Pequim, 23 jan 2020 (Lusa) -
Miguel Matos, um dos raros portugueses a residir em Wuhan, estava de malas
feitas para as Filipinas quando foi impedido de partir, parte de um bloqueio
que visa travar a propagação de uma nova epidemia.
"É preciso muito azar",
conta à Lusa o treinador de guarda-redes do Hubei Chufeng Heli, clube que
compete na terceira divisão chinesa de futebol. "Vim na quarta-feira do
estágio de pré-época em Kunming (sudoeste da China), só para pegar nas malas, e
hoje de manhã fui notificado que não podia sair da cidade", revela.
"Autoestradas, ligações
ferroviárias e aéreas, está tudo fechado", descreve. "Não podemos
sair daqui", acrescenta.
As autoridades proibiram as
entradas e saídas de Wuhan e de mais duas cidades vizinhas, por período indeterminado,
numa quarentena de facto que apanhou milhões de pessoas desprevenidas, na
véspera do início das férias do Ano Novo Lunar.

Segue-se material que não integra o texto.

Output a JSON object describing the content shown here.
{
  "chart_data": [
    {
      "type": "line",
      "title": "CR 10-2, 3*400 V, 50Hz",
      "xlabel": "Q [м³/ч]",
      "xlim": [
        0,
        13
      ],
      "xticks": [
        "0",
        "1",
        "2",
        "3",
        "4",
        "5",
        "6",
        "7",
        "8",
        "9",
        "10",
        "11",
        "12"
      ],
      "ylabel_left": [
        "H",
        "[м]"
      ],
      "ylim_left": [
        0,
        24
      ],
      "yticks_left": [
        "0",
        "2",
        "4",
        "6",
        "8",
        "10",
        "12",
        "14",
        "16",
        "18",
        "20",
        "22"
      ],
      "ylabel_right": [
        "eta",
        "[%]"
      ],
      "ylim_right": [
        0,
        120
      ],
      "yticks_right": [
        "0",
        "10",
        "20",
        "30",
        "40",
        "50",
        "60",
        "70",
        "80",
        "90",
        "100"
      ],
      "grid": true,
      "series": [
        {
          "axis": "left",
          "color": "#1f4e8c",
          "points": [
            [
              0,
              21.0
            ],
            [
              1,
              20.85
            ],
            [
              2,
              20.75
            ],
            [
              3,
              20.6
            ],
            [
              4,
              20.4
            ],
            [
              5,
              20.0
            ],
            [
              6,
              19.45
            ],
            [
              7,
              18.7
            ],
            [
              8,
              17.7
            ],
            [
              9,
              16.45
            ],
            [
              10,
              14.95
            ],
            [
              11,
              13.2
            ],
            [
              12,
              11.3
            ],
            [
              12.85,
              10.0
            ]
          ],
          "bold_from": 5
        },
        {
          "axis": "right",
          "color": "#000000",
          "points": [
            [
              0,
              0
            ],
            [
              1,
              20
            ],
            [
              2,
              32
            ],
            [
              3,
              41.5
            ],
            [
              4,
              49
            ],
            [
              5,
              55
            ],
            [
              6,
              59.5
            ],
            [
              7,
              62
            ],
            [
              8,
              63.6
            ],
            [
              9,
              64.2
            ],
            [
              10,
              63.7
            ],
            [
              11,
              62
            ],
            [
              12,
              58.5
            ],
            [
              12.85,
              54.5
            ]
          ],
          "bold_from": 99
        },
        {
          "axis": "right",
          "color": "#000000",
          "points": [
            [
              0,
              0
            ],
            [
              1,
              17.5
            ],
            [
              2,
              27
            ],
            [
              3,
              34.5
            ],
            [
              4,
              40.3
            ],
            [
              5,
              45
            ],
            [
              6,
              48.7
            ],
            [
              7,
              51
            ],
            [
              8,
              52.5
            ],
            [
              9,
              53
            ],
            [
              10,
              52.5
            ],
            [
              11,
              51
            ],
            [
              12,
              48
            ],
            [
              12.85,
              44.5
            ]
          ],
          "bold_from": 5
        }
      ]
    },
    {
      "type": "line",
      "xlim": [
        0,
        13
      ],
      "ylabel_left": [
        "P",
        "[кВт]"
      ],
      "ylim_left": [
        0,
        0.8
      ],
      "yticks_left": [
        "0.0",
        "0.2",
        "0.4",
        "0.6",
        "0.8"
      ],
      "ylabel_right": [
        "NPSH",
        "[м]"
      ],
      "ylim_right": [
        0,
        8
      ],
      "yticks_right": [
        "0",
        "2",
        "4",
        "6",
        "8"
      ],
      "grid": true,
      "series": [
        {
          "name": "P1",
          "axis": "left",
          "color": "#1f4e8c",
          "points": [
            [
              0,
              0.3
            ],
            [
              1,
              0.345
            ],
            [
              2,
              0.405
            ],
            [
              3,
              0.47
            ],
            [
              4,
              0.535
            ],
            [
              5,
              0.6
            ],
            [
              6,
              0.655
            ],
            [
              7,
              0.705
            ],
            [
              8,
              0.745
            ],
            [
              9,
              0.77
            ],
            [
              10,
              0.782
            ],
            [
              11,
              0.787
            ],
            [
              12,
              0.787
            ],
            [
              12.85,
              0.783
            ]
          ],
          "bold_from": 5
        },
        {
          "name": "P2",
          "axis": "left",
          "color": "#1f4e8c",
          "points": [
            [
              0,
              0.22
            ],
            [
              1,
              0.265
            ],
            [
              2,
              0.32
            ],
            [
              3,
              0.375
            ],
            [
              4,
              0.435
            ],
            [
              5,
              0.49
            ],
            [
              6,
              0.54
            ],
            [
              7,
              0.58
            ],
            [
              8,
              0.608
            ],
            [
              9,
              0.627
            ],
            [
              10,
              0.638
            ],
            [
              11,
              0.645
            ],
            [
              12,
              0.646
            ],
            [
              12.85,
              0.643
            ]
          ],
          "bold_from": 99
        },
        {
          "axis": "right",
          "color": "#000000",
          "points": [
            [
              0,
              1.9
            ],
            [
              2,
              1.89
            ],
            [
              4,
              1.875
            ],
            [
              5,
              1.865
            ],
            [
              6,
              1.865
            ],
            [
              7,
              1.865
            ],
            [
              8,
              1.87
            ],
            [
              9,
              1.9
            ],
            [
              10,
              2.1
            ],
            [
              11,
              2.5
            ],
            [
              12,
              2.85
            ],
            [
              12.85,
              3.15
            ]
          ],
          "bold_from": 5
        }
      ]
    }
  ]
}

A principal festa das famílias
chinesas, equivalente ao Natal nos países ocidentais, é também a maior migração
interna do planeta: segundo o ministério chinês dos Transportes dever-se-ão
registar um total de três mil milhões de viagens internas durante os próximos
40 dias.
António Rosa, professor de Design
e Arte numa escola internacional de Wuhan, também foi apanhado de surpresa:
"Já estava de férias há vários dias, mas fiquei a aguardar pelas férias da
minha namorada, que começam na sexta-feira, para viajarmos juntos para o
Vietname".
"Se soubesse o que sei hoje
já não estava aqui", diz à Lusa.
O vírus foi inicialmente detetado
no mês passado num mercado de mariscos nos subúrbios de Wuhan, a capital da
província de Hubei, que é também um importante centro de transporte doméstico e
internacional, mas alastrou-se, entretanto, a várias províncias chinesas.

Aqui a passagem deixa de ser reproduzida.